Life As A Gay Man In Armenia

I am a 24-year-old LGBT/HIV activist from Armenia, where homosexuality was decriminalised only 11 years ago.

I don’t know when I realised I was gay. I think it was around the age of 14 when I first thought I was different from my classmates.

One of my classmates made comments while we were changing in the locker room, implying that I was gay. When this person labelled me as “gay” or “faggot”, I felt disrespected. He said he was joking, but it was bullying, abuse, and torture to me.

When I turned 16, I decided I could not be changed and I needed to start accepting myself. I got depressed, scared, angry, and felt alone through those 2 years and I was praying every day to finish my school as soon as possible.

I remember one day surfing the internet, I wasn’t really looking for anything, I was just bored. I found a dating website for gays. This was the first time that I thought: I am not alone. I was so happy to meet with a guy like me. We became friends. He showed me gathering places for gay people in Yerevan (the capital of Armenia); parks and bars. I felt lucky to have met him.

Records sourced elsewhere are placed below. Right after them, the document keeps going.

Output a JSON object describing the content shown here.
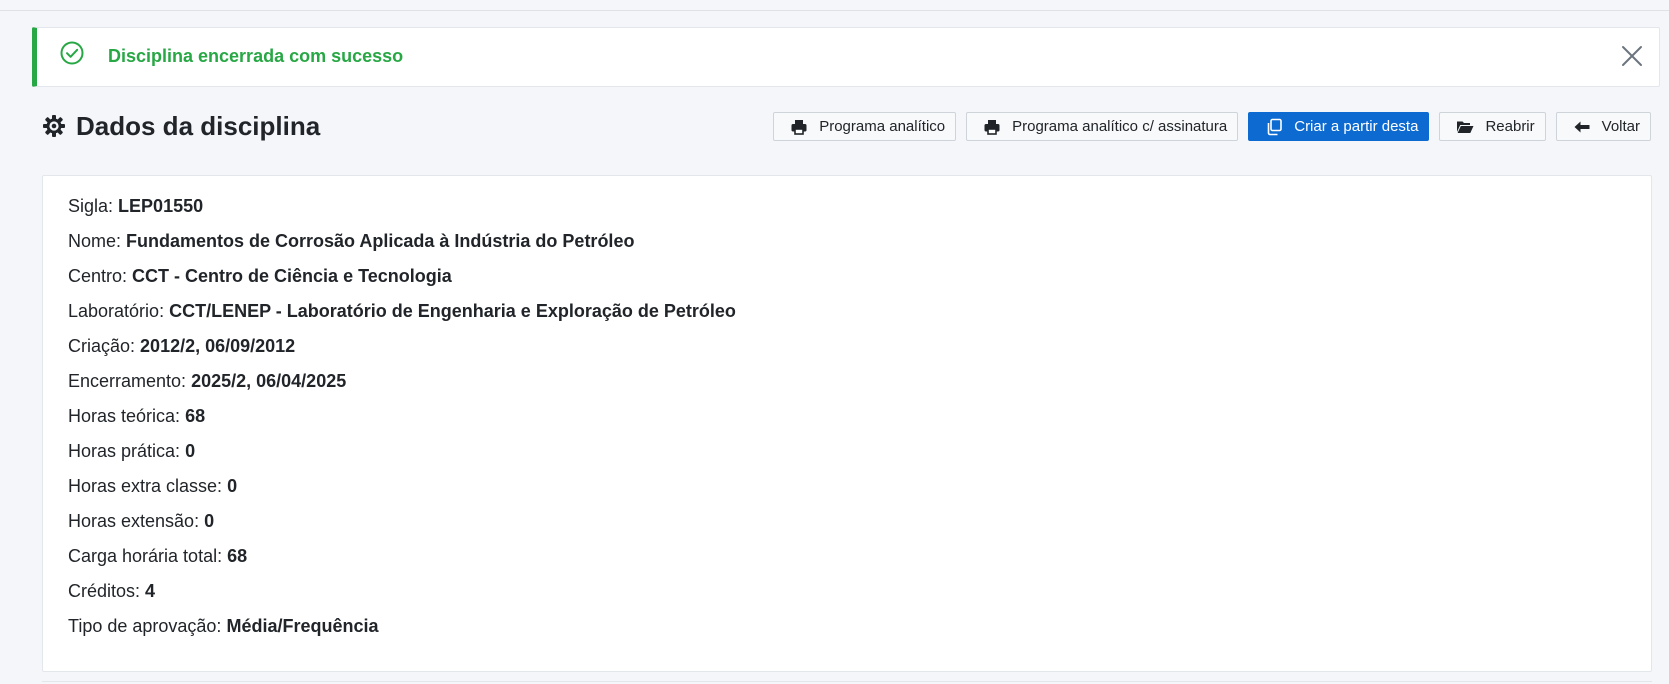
{
  "alert": {
    "message": "Disciplina encerrada com sucesso",
    "icon": "check-circle-icon",
    "color": "#28a745"
  },
  "page": {
    "title": "Dados da disciplina",
    "icon": "gear-icon"
  },
  "toolbar": {
    "buttons": [
      {
        "label": "Programa analítico",
        "icon": "printer-icon"
      },
      {
        "label": "Programa analítico c/ assinatura",
        "icon": "printer-icon"
      },
      {
        "label": "Criar a partir desta",
        "icon": "copy-icon"
      },
      {
        "label": "Reabrir",
        "icon": "folder-open-icon"
      },
      {
        "label": "Voltar",
        "icon": "arrow-left-icon"
      }
    ],
    "primary_color": "#0d6ad1"
  },
  "details": [
    {
      "label": "Sigla:",
      "value": "LEP01550"
    },
    {
      "label": "Nome:",
      "value": "Fundamentos de Corrosão Aplicada à Indústria do Petróleo"
    },
    {
      "label": "Centro:",
      "value": "CCT - Centro de Ciência e Tecnologia"
    },
    {
      "label": "Laboratório:",
      "value": "CCT/LENEP - Laboratório de Engenharia e Exploração de Petróleo"
    },
    {
      "label": "Criação:",
      "value": "2012/2, 06/09/2012"
    },
    {
      "label": "Encerramento:",
      "value": "2025/2, 06/04/2025"
    },
    {
      "label": "Horas teórica:",
      "value": "68"
    },
    {
      "label": "Horas prática:",
      "value": "0"
    },
    {
      "label": "Horas extra classe:",
      "value": "0"
    },
    {
      "label": "Horas extensão:",
      "value": "0"
    },
    {
      "label": "Carga horária total:",
      "value": "68"
    },
    {
      "label": "Créditos:",
      "value": "4"
    },
    {
      "label": "Tipo de aprovação:",
      "value": "Média/Frequência"
    }
  ]
}
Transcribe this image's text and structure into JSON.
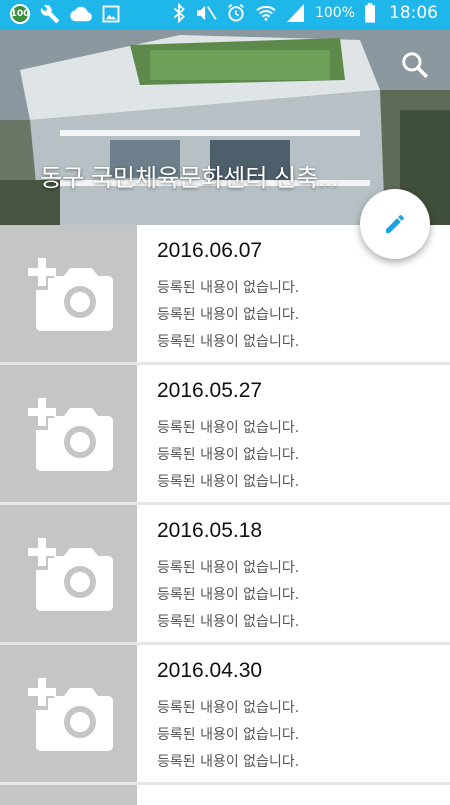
{
  "status_bar": {
    "battery_badge": "100",
    "battery_percent": "100%",
    "time": "18:06"
  },
  "header": {
    "title": "동구 국민체육문화센터 신축...",
    "search_icon": "search-icon"
  },
  "fab": {
    "icon": "pencil-icon",
    "color": "#1aa6e6"
  },
  "entries": [
    {
      "date": "2016.06.07",
      "lines": [
        "등록된 내용이 없습니다.",
        "등록된 내용이 없습니다.",
        "등록된 내용이 없습니다."
      ]
    },
    {
      "date": "2016.05.27",
      "lines": [
        "등록된 내용이 없습니다.",
        "등록된 내용이 없습니다.",
        "등록된 내용이 없습니다."
      ]
    },
    {
      "date": "2016.05.18",
      "lines": [
        "등록된 내용이 없습니다.",
        "등록된 내용이 없습니다.",
        "등록된 내용이 없습니다."
      ]
    },
    {
      "date": "2016.04.30",
      "lines": [
        "등록된 내용이 없습니다.",
        "등록된 내용이 없습니다.",
        "등록된 내용이 없습니다."
      ]
    }
  ],
  "colors": {
    "status_bar": "#1fb6ea",
    "thumb_bg": "#c5c5c5",
    "divider": "#e6e6e6"
  }
}
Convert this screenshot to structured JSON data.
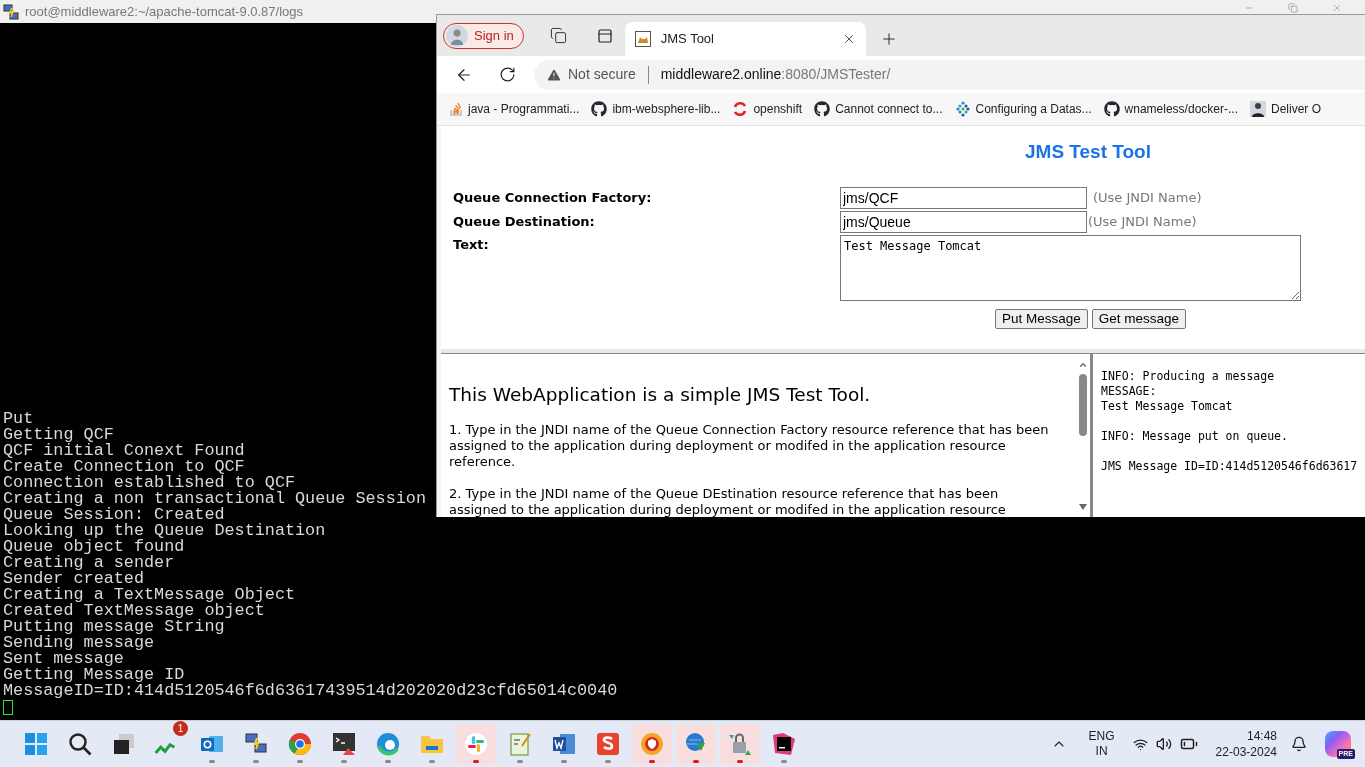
{
  "terminal": {
    "title": "root@middleware2:~/apache-tomcat-9.0.87/logs",
    "lines": [
      "Put",
      "Getting QCF",
      "QCF initial Conext Found",
      "Create Connection to QCF",
      "Connection established to QCF",
      "Creating a non transactional Queue Session",
      "Queue Session: Created",
      "Looking up the Queue Destination",
      "Queue object found",
      "Creating a sender",
      "Sender created",
      "Creating a TextMessage Object",
      "Created TextMessage object",
      "Putting message String",
      "Sending message",
      "Sent message",
      "Getting Message ID",
      "MessageID=ID:414d5120546f6d63617439514d202020d23cfd65014c0040"
    ]
  },
  "browser": {
    "profile": {
      "label": "Sign in"
    },
    "tabs": [
      {
        "title": "JMS Tool",
        "selected": true
      }
    ],
    "address": {
      "security": "Not secure",
      "host": "middleware2.online",
      "path": ":8080/JMSTester/"
    },
    "bookmarks": [
      {
        "label": "java - Programmati...",
        "kind": "stack"
      },
      {
        "label": "ibm-websphere-lib...",
        "kind": "github"
      },
      {
        "label": "openshift",
        "kind": "openshift"
      },
      {
        "label": "Cannot connect to...",
        "kind": "github"
      },
      {
        "label": "Configuring a Datas...",
        "kind": "dots"
      },
      {
        "label": "wnameless/docker-...",
        "kind": "github"
      },
      {
        "label": "Deliver O",
        "kind": "person"
      }
    ],
    "page": {
      "title": "JMS Test Tool",
      "fields": [
        {
          "label": "Queue Connection Factory:",
          "value": "jms/QCF",
          "hint": "(Use JNDI Name)"
        },
        {
          "label": "Queue Destination:",
          "value": "jms/Queue",
          "hint": "(Use JNDI Name)"
        }
      ],
      "text": {
        "label": "Text:",
        "value": "Test Message Tomcat"
      },
      "buttons": [
        "Put Message",
        "Get message"
      ],
      "help": {
        "heading": "This WebApplication is a simple JMS Test Tool.",
        "paragraphs": [
          "1. Type in the JNDI name of the Queue Connection Factory resource reference that has been assigned to the application during deployment or modifed in the application resource reference.",
          "2. Type in the JNDI name of the Queue DEstination resource reference that has been assigned to the application during deployment or modifed in the application resource"
        ]
      },
      "output": [
        [
          "INFO: Producing a message",
          "MESSAGE:",
          "Test Message Tomcat"
        ],
        [
          "INFO: Message put on queue."
        ],
        [
          "JMS Message ID=ID:414d5120546f6d63617"
        ]
      ]
    }
  },
  "taskbar": {
    "apps": [
      {
        "kind": "start",
        "running": false,
        "highlighted": false
      },
      {
        "kind": "search",
        "running": false,
        "highlighted": false
      },
      {
        "kind": "taskview",
        "running": false,
        "highlighted": false
      },
      {
        "kind": "chart",
        "running": false,
        "highlighted": false,
        "badge": "1"
      },
      {
        "kind": "mail",
        "running": true,
        "highlighted": false
      },
      {
        "kind": "network",
        "running": true,
        "highlighted": false
      },
      {
        "kind": "browser",
        "running": true,
        "highlighted": false
      },
      {
        "kind": "terminal",
        "running": true,
        "highlighted": false
      },
      {
        "kind": "edge",
        "running": true,
        "highlighted": false
      },
      {
        "kind": "folder",
        "running": true,
        "highlighted": false
      },
      {
        "kind": "chat",
        "running": true,
        "highlighted": true
      },
      {
        "kind": "notepad",
        "running": true,
        "highlighted": false
      },
      {
        "kind": "word",
        "running": true,
        "highlighted": false
      },
      {
        "kind": "capture",
        "running": true,
        "highlighted": false
      },
      {
        "kind": "shield",
        "running": true,
        "highlighted": true
      },
      {
        "kind": "download",
        "running": true,
        "highlighted": true
      },
      {
        "kind": "lock",
        "running": true,
        "highlighted": true
      },
      {
        "kind": "ide",
        "running": true,
        "highlighted": false
      }
    ],
    "language": [
      "ENG",
      "IN"
    ],
    "time": "14:48",
    "date": "22-03-2024",
    "assistant_badge": "PRE"
  }
}
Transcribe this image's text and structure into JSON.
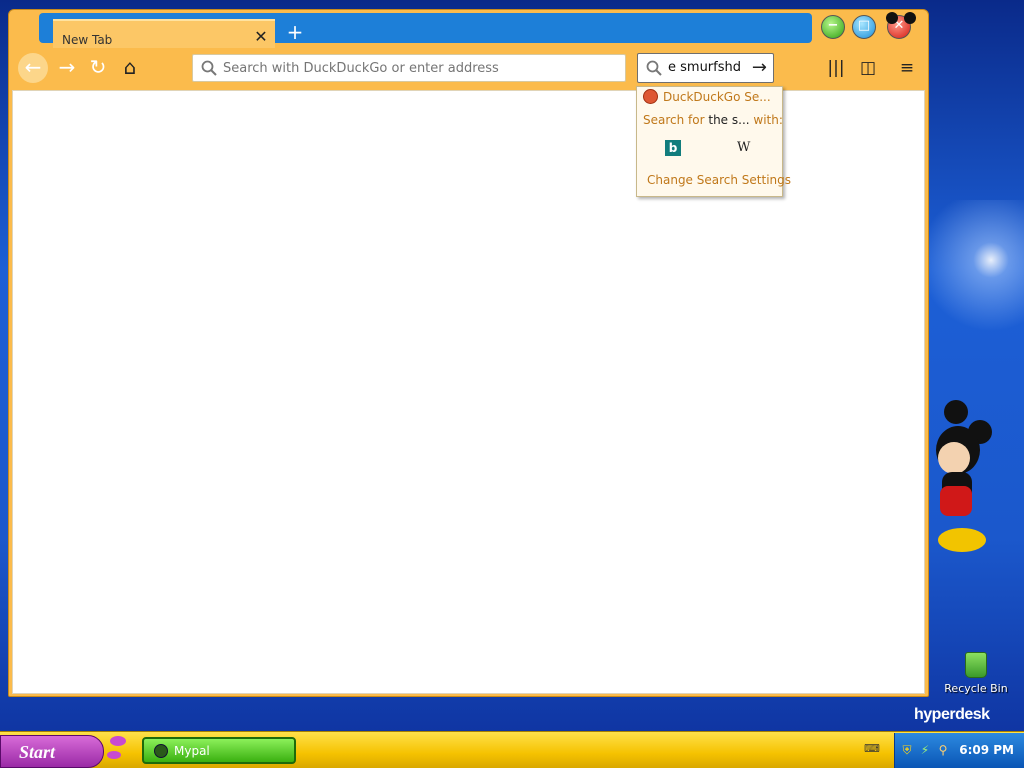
{
  "desktop": {
    "recycle_bin_label": "Recycle Bin",
    "brand_text": "hyperdesk"
  },
  "browser": {
    "tab": {
      "title": "New Tab",
      "close_symbol": "✕"
    },
    "new_tab_symbol": "+",
    "window_buttons": [
      "minimize",
      "maximize",
      "close"
    ],
    "toolbar": {
      "back_icon": "←",
      "forward_icon": "→",
      "reload_icon": "↻",
      "home_icon": "⌂",
      "url_placeholder": "Search with DuckDuckGo or enter address",
      "search_value": "e smurfshd",
      "go_icon": "→",
      "library_icon": "|||",
      "sidebar_icon": "◫",
      "menu_icon": "≡"
    },
    "search_popup": {
      "engine": "DuckDuckGo Se...",
      "search_for_prefix": "Search for",
      "search_for_query": "the s...",
      "search_for_suffix": "with:",
      "alt_engines": [
        "bing",
        "wikipedia"
      ],
      "bing_glyph": "b",
      "wiki_glyph": "W",
      "settings_label": "Change Search Settings"
    }
  },
  "taskbar": {
    "start_label": "Start",
    "apps": [
      {
        "label": "Mypal"
      }
    ],
    "tray_icons": [
      "shield-icon",
      "network-icon",
      "search-icon"
    ],
    "clock": "6:09 PM"
  },
  "colors": {
    "window_orange": "#fbbb4c",
    "tab_strip_blue": "#1d7fd8",
    "taskbar_yellow": "#f5c200",
    "start_purple": "#9a2aa6",
    "app_green": "#3ab010",
    "popup_link": "#c0781a"
  }
}
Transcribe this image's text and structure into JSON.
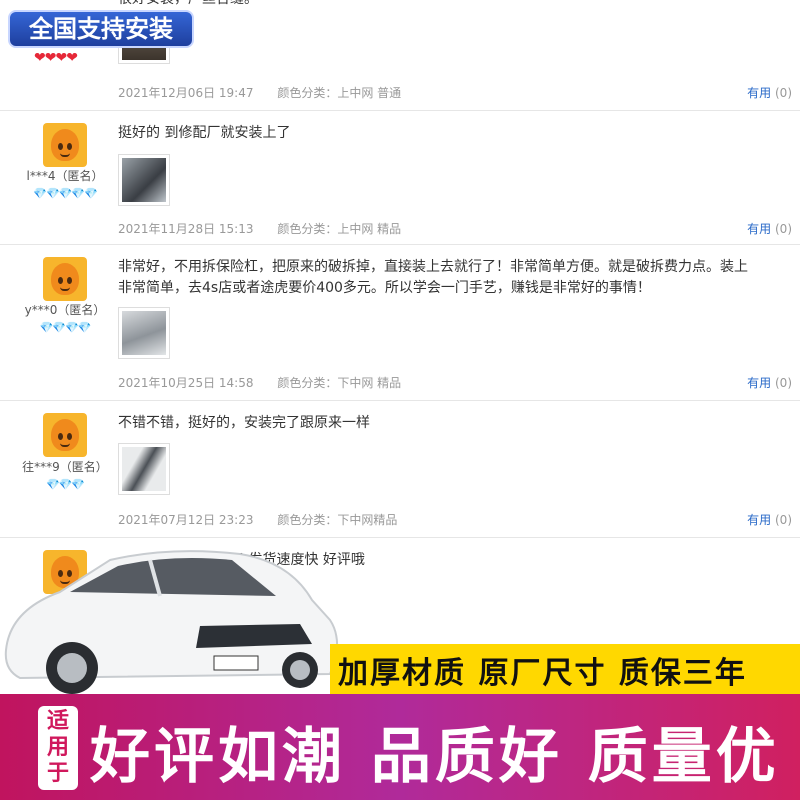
{
  "badge": {
    "text": "全国支持安装"
  },
  "top_review": {
    "text": "很好安装，严丝合缝。",
    "hearts": "❤❤❤❤",
    "date": "2021年12月06日 19:47",
    "color": "颜色分类：上中网 普通",
    "useful_label": "有用",
    "useful_count": "(0)"
  },
  "reviews": [
    {
      "user": "l***4（匿名）",
      "gems": "💎💎💎💎💎",
      "text": "挺好的 到修配厂就安装上了",
      "date": "2021年11月28日 15:13",
      "color": "颜色分类：上中网 精品",
      "useful_label": "有用",
      "useful_count": "(0)"
    },
    {
      "user": "y***0（匿名）",
      "gems": "💎💎💎💎",
      "text": "非常好，不用拆保险杠，把原来的破拆掉，直接装上去就行了！非常简单方便。就是破拆费力点。装上",
      "text2": "非常简单，去4s店或者途虎要价400多元。所以学会一门手艺，赚钱是非常好的事情！",
      "date": "2021年10月25日 14:58",
      "color": "颜色分类：下中网 精品",
      "useful_label": "有用",
      "useful_count": "(0)"
    },
    {
      "user": "往***9（匿名）",
      "gems": "💎💎💎",
      "text": "不错不错，挺好的，安装完了跟原来一样",
      "date": "2021年07月12日 23:23",
      "color": "颜色分类：下中网精品",
      "useful_label": "有用",
      "useful_count": "(0)"
    },
    {
      "text": "了 发货速度快 好评哦"
    }
  ],
  "promo": {
    "strip": "加厚材质 原厂尺寸 质保三年",
    "shi_1": "适",
    "shi_2": "用",
    "shi_3": "于",
    "big": "好评如潮 品质好 质量优"
  },
  "colors": {
    "accent_blue": "#2a6ac8",
    "promo_yellow": "#ffd800",
    "promo_magenta": "#c0145e"
  }
}
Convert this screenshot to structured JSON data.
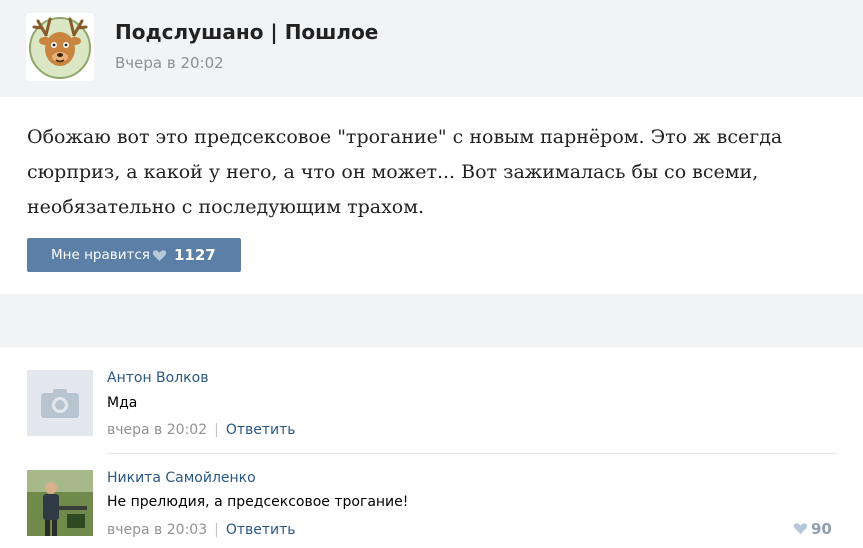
{
  "colors": {
    "accent": "#5b7fa6",
    "link": "#2a5885",
    "muted": "#8f8f8f",
    "header_bg": "#f2f3f5"
  },
  "post": {
    "group_name": "Подслушано | Пошлое",
    "time": "Вчера в 20:02",
    "avatar_icon": "deer-mascot-icon",
    "text": "Обожаю вот это предсексовое \"трогание\" с новым парнёром. Это ж всегда сюрприз, а какой у него, а что он может... Вот зажималась бы со всеми, необязательно с последующим трахом.",
    "like_label": "Мне нравится",
    "like_count": "1127"
  },
  "comments": [
    {
      "author": "Антон Волков",
      "text": "Мда",
      "time": "вчера в 20:02",
      "reply_label": "Ответить",
      "avatar_icon": "camera-placeholder-icon"
    },
    {
      "author": "Никита Самойленко",
      "text": "Не прелюдия, а предсексовое трогание!",
      "time": "вчера в 20:03",
      "reply_label": "Ответить",
      "likes": "90",
      "avatar_icon": "user-photo"
    }
  ]
}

Gradually, I found more people like me and made friends. At the same time, I was studying at university, which was another new and eye-opening experience. My friends were older than me and they supported me so much. They gave me the confidence to tackle all the discrimination that I encountered at university and in everyday life.

Once I was involved delivering HIV-testing services at a local clinic (I was already involved in HIV-prevention activities for several NGOs). We faced bullying and discrimination there. The doctors were laughing at our manners, clothes, and behaviour. I felt the same feelings I had felt at school. This experience was a changing point in my life. I thought: I have to change my environment, culture, laws, and people’s attitudes. I want people like me to feel free, equal, and healthy.

In 2012, some of my friends and I founded Men with Social Mission (MSM) Armenia, a support group that aims to help young LGBT people to tackle discrimination and educates them about HIV prevention. In December, 2013, our project received its first MTV Staying Alive grant. My personal experience pushed me to become an activist, to support those people who are from my community, who face violence and discrimination everywhere.

One day I will stop my activism—the day when I’ll be sure that all lesbians, gays, bisexuals, and transgender people in my community and in the world feel happy. My destination is equality.